Akşamleyin kardeşiyle Vint denilen kağıt oyunu oynadılar. Kendisine hazırlanan odaya çekildiği zaman takma dişlerini ağzından çıkarırken oda kapısı hafifçe iki defa vuruldu.
– Kim o? Fransızca olarak:
– Benim, Michel.
Prens Mihail İvanoviç, gelininin sesini tanımıştı. Yüzünü buruşturdu. Tekrar dişlerini taktı, kendi kendine mırıldandı: “Ne istiyor, sanki?”
Yüksek sesle Fransızca:
– Giriniz dedi.
Gelin ufak tefek yapılı, sakin tabiatlı, kocasına karşı itirazsız, itaatli idi. Ama herkesin dediği gibi tuhaf bir kadındı. Hatta bazıları ona deli diyorlardı. Güzel denilebilirdi, ama daima dağınık saçlarla dolaşır, dikkatsiz, itinasız giyinirdi, her zaman dalgındı. En tuhafı, bir asilin karısına yakışmayan, hiç de asil olmayan fikirlerini ansızın söyleyerek gerek kocasını, gerekse bütün tanıdıklarını hayrete düşür-mesiydi. Bu sefer de kendine has mantıksızlıkla konuşmaya başladı:
– Siz beni kovabilirsiniz, ama ben gitmeyeceğim. Bunu size şimdiden söylüyorum.
Kayınbiraderi:
– Allah esirgesin diyerek her zamanki aşırı saygıyla koltuğu ona doğru çekti. Sonra sigarasını çıkarıp ilave etti.

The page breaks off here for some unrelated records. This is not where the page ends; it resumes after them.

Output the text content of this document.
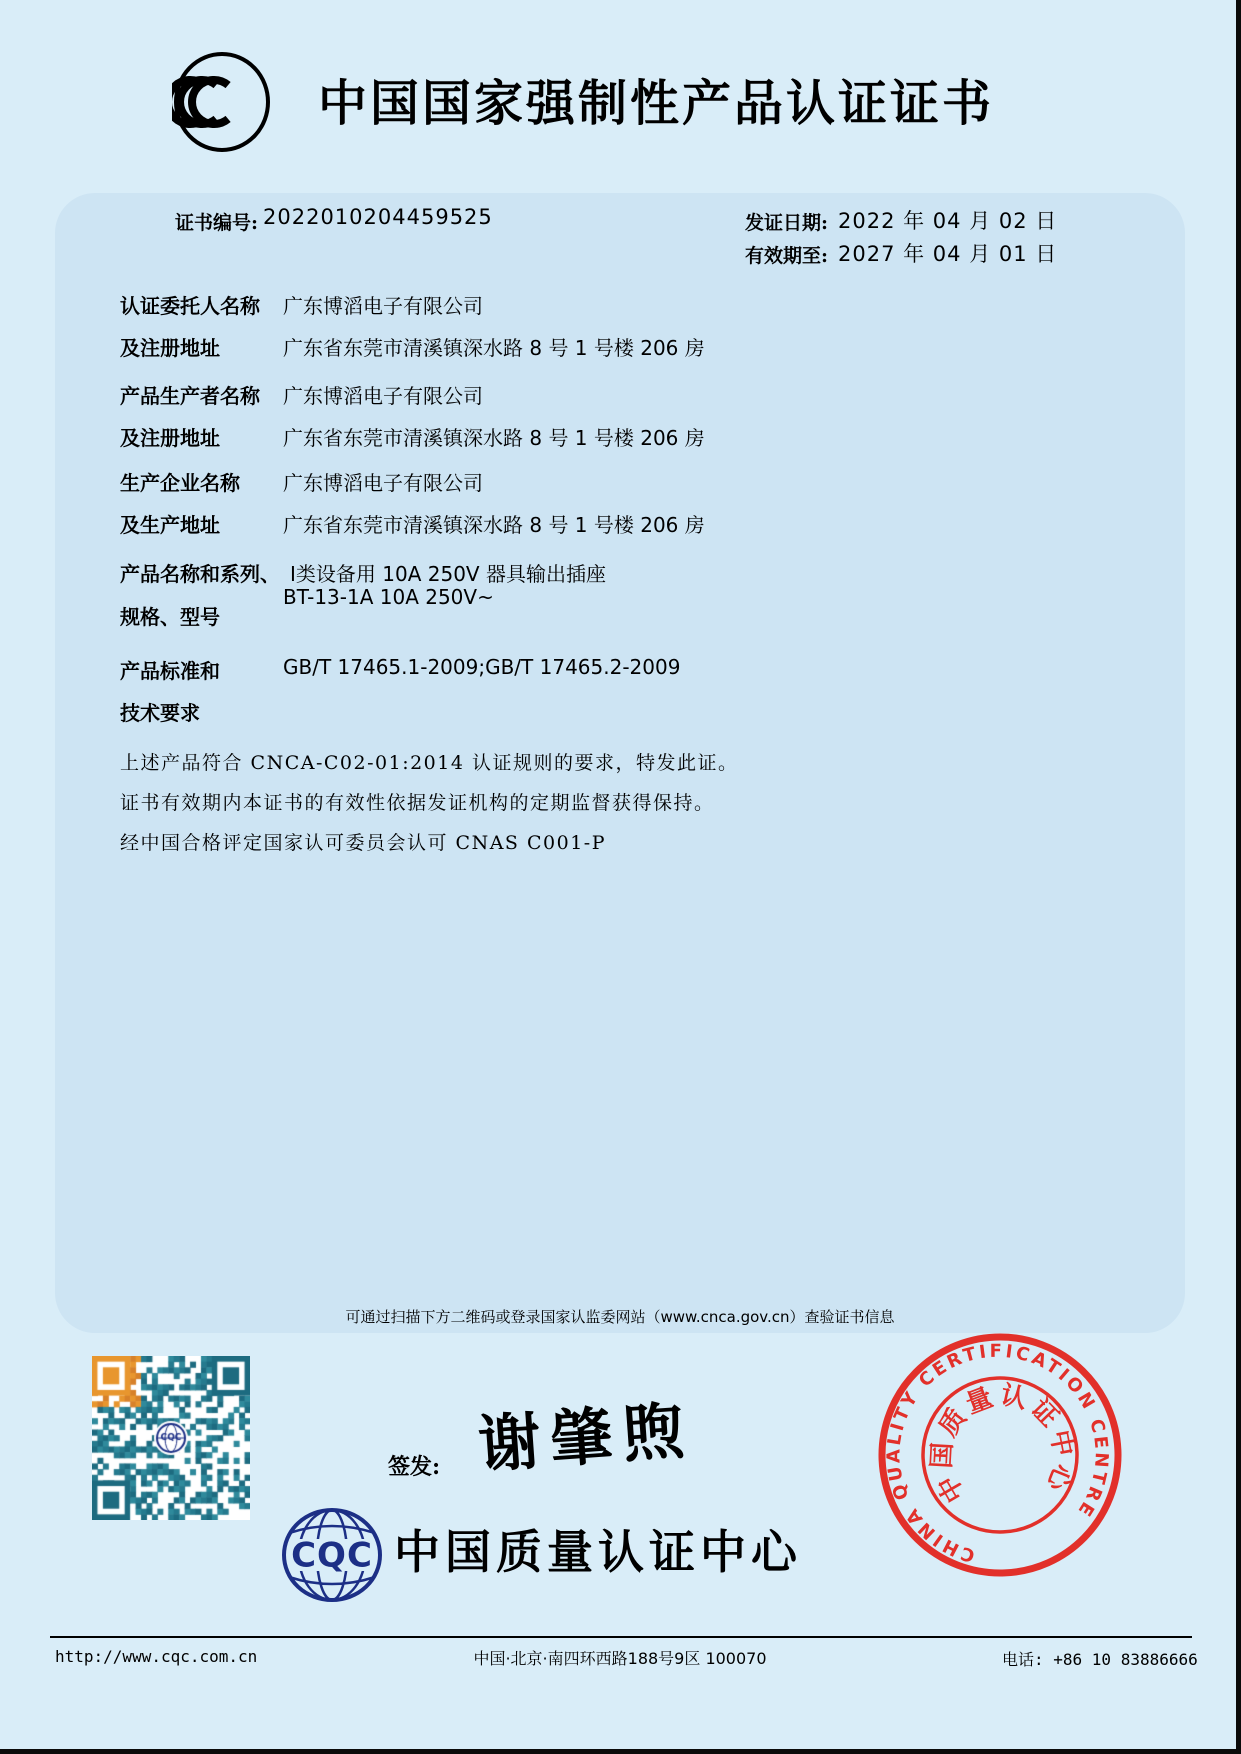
中国国家强制性产品认证证书
证书编号: 2022010204459525	发证日期: 2022 年 04 月 02 日
有效期至: 2027 年 04 月 01 日
认证委托人名称 广东博滔电子有限公司
及注册地址	广东省东莞市清溪镇深水路 8 号 1 号楼 206 房
产品生产者名称 广东博滔电子有限公司
及注册地址	广东省东莞市清溪镇深水路 8 号 1 号楼 206 房
生产企业名称 广东博滔电子有限公司
及生产地址	广东省东莞市清溪镇深水路 8 号 1 号楼 206 房
产品名称和系列、 Ⅰ类设备用 10A 250V 器具输出插座
BT-13-1A 10A 250V~
规格、型号
产品标准和	GB/T 17465.1-2009;GB/T 17465.2-2009
技术要求
上述产品符合 CNCA-C02-01:2014 认证规则的要求，特发此证。
证书有效期内本证书的有效性依据发证机构的定期监督获得保持。
经中国合格评定国家认可委员会认可 CNAS C001-P
可通过扫描下方二维码或登录国家认监委网站（www.cnca.gov.cn）查验证书信息
签发: 谢肇煦
CQC 中国质量认证中心	CHINA QUALITY CERTIFICATION CENTRE
中国质量认证中心
http://www.cqc.com.cn	中国·北京·南四环西路188号9区 100070	电话: +86 10 83886666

– Bu sizi rahatsız etmez mi?
– Bakınız, Misel, hoşa gitmeyecek bir şey söylemeye gelmedim. Yalnız, Liza hakkında konuşmaya geldim.
Mihail İvanoviç duyduğu acıdan olsa gerek, içini çekti. Sonra da hemen kendini toplayarak yorgun bir gülümseme ile:
– Seninle yalnız bir mesele üzerinde konuşabilirim. Bu da senin bana söylemek istediğin şeydir, dedi.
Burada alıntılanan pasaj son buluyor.